Determinism in pop culture: Episode 2
In the 2004 movie The Butterfly Effect, Ashton Kutcher’s character tries to fix present-day problems by time-traveling back to his childhood and changing the past. As the movie’s title suggests, he gets more than he bargained for. Each time he tinkers with the past to improve one thing about the present, he makes something else worse. I count this movie as a portrayal of determinism because the butterfly effect applies only to deterministic systems.
I won’t complain here about the usual problems with Hollywood depictions of backward time-travel. Instead, I’ll complain that the movie makes not too much of the butterfly effect but too little. Kutcher’s character, Evan, travels back in time to stop a pedophile from abusing Evan’s childhood friend Kayleigh. He returns to the present only to find that the pedophile abused Kayleigh’s brother instead. Yet removing Kayleigh’s abuse from reality implies changes to the remote past that, almost certainly, preclude the existence of humans in the first place. But leave that aside. The movie underestimates the difference that changing even the recent past makes to the future.
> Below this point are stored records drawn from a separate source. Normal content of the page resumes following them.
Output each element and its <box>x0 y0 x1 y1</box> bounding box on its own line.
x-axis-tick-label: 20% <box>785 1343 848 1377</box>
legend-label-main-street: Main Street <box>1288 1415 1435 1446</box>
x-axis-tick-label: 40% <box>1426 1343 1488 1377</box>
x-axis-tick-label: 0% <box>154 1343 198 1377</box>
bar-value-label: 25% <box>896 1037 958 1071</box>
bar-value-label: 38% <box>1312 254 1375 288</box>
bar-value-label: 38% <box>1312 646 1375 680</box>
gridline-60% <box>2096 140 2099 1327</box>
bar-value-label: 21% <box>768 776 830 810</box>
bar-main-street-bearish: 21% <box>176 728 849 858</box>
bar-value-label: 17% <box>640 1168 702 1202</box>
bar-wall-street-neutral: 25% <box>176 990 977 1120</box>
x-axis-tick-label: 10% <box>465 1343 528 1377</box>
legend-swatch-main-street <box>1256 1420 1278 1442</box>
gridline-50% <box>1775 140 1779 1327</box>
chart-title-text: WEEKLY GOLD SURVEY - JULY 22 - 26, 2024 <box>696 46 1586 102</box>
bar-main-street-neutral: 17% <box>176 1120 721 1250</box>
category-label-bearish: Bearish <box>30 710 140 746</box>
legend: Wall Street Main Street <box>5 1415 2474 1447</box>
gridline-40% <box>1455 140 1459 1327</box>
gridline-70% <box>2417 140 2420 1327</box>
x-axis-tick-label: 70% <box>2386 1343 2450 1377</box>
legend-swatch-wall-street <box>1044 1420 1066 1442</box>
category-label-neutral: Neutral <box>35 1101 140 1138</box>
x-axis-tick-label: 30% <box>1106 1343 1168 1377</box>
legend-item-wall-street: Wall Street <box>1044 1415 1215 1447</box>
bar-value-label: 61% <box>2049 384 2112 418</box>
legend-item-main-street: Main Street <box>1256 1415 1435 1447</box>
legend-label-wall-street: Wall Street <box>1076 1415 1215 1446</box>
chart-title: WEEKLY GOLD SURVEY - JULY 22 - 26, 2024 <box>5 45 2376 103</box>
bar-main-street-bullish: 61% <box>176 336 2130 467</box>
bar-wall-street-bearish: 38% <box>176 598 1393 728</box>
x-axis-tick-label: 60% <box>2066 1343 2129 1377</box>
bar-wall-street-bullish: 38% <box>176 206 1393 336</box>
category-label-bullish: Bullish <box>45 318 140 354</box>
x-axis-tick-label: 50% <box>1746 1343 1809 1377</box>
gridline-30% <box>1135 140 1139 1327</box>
The critic Roger Ebert glimpsed this problem, remarking that the movie’s changes are too “precisely aimed: They apparently affect only the [main] characters…. Do their lives have no effect on the wider world? Apparently not.” I say that Ebert only glimpsed the problem because, given the sensitivity of deterministic systems to even the slightest changes, the trajectories of the main characters themselves should diverge from actuality more drastically than the movie depicts.
Ebert writes that “a butterfly flapping its wings…could result in a hurricane halfway around the world. Yes, although given the number of butterflies and the determination with which they flap their little wings, isn’t it extraordinary how rarely that happens?” That passage contains a misunderstanding. Chaos theory does not predict that the number of hurricanes will be correlated with the number of times butterflies flap their wings. Rather, it says that a huge difference in the future behavior of a system can depend on the slightest difference now. Rewind a calm weather system far enough back, add (or remove) only the flap of a butterfly’s wings, and you can eventually get a hurricane instead.